This is exhausting.
It’s exhausting to look back at all our memories and consciously separate the guilt from the semblance of peace. It’s exhausting to travel back in time and sit on your right as you pop in a video game late into the night and hand me a controller in a room so quiet, the old me smiles and thinks she’s ‘cool’ enough to just chill with her older brother tonight but now in those memories, I’m no longer the first person I see. Instead I see a room so quiet that you got off the sofa and plugged in a video game so violent, the noise in your head might have temporarily silenced.
It’s exhausting to meet the people I used to know, today. It’s exhausting to justify their interest in me so suddenly, now that my existence evokes so much pity. Pity in the eyes of stubborn adults who believe your death ruined me. Pity in the eyes of family that once saw so much potential but now all they see is all the fight trickle out of me slowly. Pity in the eyes of those around me who know I’m only in my twenties and yet obsessed with death and all its mysteries.
It’s exhausting to meet new people today. The people who meet me for the first time, already breaking. The people who meet me with parts already missing. The people who see vacant eyes and a disinterested smile and immediately decide that’s all there is to me because even superficially I have so many holes that they can’t imagine anything lying below the surface anymore. The people who recognize my inability to integrate naturally.
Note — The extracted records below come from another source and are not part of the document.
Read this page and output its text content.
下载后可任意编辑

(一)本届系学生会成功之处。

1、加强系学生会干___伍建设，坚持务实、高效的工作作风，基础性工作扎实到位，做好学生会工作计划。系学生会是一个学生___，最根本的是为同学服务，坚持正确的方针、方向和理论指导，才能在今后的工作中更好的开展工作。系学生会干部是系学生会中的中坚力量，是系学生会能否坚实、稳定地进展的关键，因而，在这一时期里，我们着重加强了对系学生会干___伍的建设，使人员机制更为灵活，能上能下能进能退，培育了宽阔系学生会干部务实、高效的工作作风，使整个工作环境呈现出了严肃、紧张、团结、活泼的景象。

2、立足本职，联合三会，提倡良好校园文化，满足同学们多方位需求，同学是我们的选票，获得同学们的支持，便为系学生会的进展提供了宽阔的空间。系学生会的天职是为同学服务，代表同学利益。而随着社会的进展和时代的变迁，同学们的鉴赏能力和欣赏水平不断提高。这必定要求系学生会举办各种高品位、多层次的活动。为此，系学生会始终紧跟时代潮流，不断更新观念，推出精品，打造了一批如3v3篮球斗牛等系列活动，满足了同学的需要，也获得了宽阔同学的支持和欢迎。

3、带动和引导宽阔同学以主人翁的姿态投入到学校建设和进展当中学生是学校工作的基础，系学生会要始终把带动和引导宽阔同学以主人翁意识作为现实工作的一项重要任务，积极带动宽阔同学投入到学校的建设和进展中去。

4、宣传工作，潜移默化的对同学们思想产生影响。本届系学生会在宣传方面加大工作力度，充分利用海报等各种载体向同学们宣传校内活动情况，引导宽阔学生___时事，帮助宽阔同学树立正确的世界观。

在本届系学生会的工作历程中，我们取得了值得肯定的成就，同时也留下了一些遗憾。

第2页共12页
The people who see all the baggage propped up on my shoulders unabashedly and take a few steps back ever so subtly.
It’s exhausting to look forward to the future. A future where eventually you will be reduced to a gilded framed portrait placed carefully in the main sitting room for so many years, you become a mere accessory to my life. A future where one day I may have the family I dream of, and I may even be riding this wave of pride, until one day my child will look up at me with earnest eyes and point to the frame and ask who you are and why you’re there and not by our side and I will weep because even years down the line, whenever it comes to you, I still somehow fail.
It’s exhausting to mourn you and it’s exhausting not to. It’s exhausting looking back at memories that are now tainted and looking forward to a future I never anticipated. It’s exhausting to always have to consciously compartmentalize my pain when my arm is branded with your name. As if I am a nameless soldier part of a war I never signed for and so when I’m on the battlefield I am mourning you and staking my claim, but even when I’m sitting in the trenches surrounded by puffs of smoke, the war is still aflame. Like a solider in the trenches, I’m waiting for some kind of miracle for the war to finally end, but we all know that even after the enemies are slain, the soldier returning home is never the same.